Il parco letterario Pier Paolo Pasolini
Arrivi e diventi subito custode. Il cancello è chiuso ma non a chiave. Devi soltanto aprire il moschetto e sei dentro, con l’indicazione di richiudertelo alle spalle. Dopo diversi raid vandalici il parco è stato risistemato e curato dai volontari della LIPU pochi mesi fa.
Ovvio son solo e chi vuoi che ci sia a quest’ora in un giorno d’estate. Riparo sotto un pino. Fumo una sigaretta. Leggo tutte le iscrizioni. Su queste 9 pietre altrettante frasi del poeta. Un luogo qualunque senza i grilli che cantano e il vento tra i fiori e le erbe spontanee. Uno qualunque senza la memoria.

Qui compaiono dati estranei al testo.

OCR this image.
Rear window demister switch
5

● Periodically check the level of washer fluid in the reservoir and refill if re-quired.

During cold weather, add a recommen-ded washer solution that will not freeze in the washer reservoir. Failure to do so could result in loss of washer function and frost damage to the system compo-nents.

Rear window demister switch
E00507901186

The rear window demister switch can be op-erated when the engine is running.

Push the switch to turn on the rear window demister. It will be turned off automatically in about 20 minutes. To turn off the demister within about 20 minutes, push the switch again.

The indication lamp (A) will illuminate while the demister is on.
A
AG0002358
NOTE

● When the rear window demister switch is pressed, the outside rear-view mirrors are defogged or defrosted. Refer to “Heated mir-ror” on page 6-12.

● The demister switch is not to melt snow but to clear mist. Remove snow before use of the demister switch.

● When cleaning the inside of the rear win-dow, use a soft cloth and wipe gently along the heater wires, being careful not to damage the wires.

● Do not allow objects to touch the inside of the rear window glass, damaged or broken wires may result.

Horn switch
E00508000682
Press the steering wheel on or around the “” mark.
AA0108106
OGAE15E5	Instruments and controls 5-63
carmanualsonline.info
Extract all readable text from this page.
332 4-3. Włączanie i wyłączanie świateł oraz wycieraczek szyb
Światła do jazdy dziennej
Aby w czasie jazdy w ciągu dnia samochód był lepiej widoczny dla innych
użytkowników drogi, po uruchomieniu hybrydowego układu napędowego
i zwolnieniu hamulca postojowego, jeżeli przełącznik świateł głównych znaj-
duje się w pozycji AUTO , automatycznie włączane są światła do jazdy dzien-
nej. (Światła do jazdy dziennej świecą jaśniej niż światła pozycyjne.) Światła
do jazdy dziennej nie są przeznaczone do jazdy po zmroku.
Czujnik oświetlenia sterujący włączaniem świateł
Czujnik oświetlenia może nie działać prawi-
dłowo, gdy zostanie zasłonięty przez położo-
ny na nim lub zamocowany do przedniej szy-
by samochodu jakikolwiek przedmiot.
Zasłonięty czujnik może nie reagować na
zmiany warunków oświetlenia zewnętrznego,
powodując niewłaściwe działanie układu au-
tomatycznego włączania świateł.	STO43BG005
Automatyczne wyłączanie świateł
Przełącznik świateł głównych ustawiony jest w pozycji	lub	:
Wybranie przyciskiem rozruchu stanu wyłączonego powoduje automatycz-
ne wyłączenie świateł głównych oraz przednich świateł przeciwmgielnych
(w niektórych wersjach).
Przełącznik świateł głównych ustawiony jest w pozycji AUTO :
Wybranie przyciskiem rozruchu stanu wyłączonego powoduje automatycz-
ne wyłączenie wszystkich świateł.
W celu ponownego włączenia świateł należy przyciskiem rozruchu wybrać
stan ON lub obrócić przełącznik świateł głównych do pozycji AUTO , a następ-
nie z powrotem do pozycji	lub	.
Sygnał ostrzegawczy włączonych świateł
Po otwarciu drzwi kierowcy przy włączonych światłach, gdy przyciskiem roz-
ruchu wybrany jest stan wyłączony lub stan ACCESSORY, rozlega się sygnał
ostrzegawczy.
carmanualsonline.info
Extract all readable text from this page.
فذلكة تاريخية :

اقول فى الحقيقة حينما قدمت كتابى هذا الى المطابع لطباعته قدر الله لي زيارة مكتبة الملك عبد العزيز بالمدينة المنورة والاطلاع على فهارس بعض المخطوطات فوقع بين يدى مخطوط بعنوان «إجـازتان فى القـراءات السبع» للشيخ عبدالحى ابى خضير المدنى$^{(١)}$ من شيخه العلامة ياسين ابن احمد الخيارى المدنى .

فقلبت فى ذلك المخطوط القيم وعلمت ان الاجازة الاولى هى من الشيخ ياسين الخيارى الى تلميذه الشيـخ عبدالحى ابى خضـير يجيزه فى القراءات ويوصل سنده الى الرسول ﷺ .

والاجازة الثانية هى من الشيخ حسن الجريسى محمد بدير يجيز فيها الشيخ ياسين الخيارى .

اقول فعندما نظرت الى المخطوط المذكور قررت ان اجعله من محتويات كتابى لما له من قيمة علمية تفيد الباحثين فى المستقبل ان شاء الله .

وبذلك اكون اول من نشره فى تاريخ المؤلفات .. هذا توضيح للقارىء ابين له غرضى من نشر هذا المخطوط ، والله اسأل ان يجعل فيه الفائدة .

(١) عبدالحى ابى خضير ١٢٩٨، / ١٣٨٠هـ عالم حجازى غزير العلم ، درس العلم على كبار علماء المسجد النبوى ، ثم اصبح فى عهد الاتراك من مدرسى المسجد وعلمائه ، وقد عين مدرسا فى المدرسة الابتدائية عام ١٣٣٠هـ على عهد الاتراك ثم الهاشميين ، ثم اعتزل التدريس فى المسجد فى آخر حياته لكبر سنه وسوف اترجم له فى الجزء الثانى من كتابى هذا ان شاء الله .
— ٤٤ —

Pier Paolo Pasolini interrogava la verità, non solo gli uomini e le donne. La verità è un luogo diverso, situato anche nel non detto. Lo è allo stesso tempo la realtà. Tuttavia se la sua “ostinata vitalità” non può che attraversare lo spazio multiforme dei suoi versi e delle parole consegnate al mondo, ancora ci resta da dichiarare il suo senso di giustizia.
Un senso di giustizia più ampio della sua tenerezza, una coscienza che lo avvolgeva.
Consumati in questa, spesso viviamo come se nessun luogo fosse adatto ad ospitarla. Eppure ogni luogo è utile – in fondo – ad illuminarla. Anche questo piccolo recinto può esserlo allora?
Tocca ricordarci dei ricordi scritti dalla poesia, inscalfibili. Tocca farlo per non essere pietrificati da Medusa, la più tremenda tra le Gorgoni, perché mortale.
In breve richiudo tornando alla sua solitudine, vera ed immaginaria, e sono subito sul lungo stradone assolato. Dimenticato.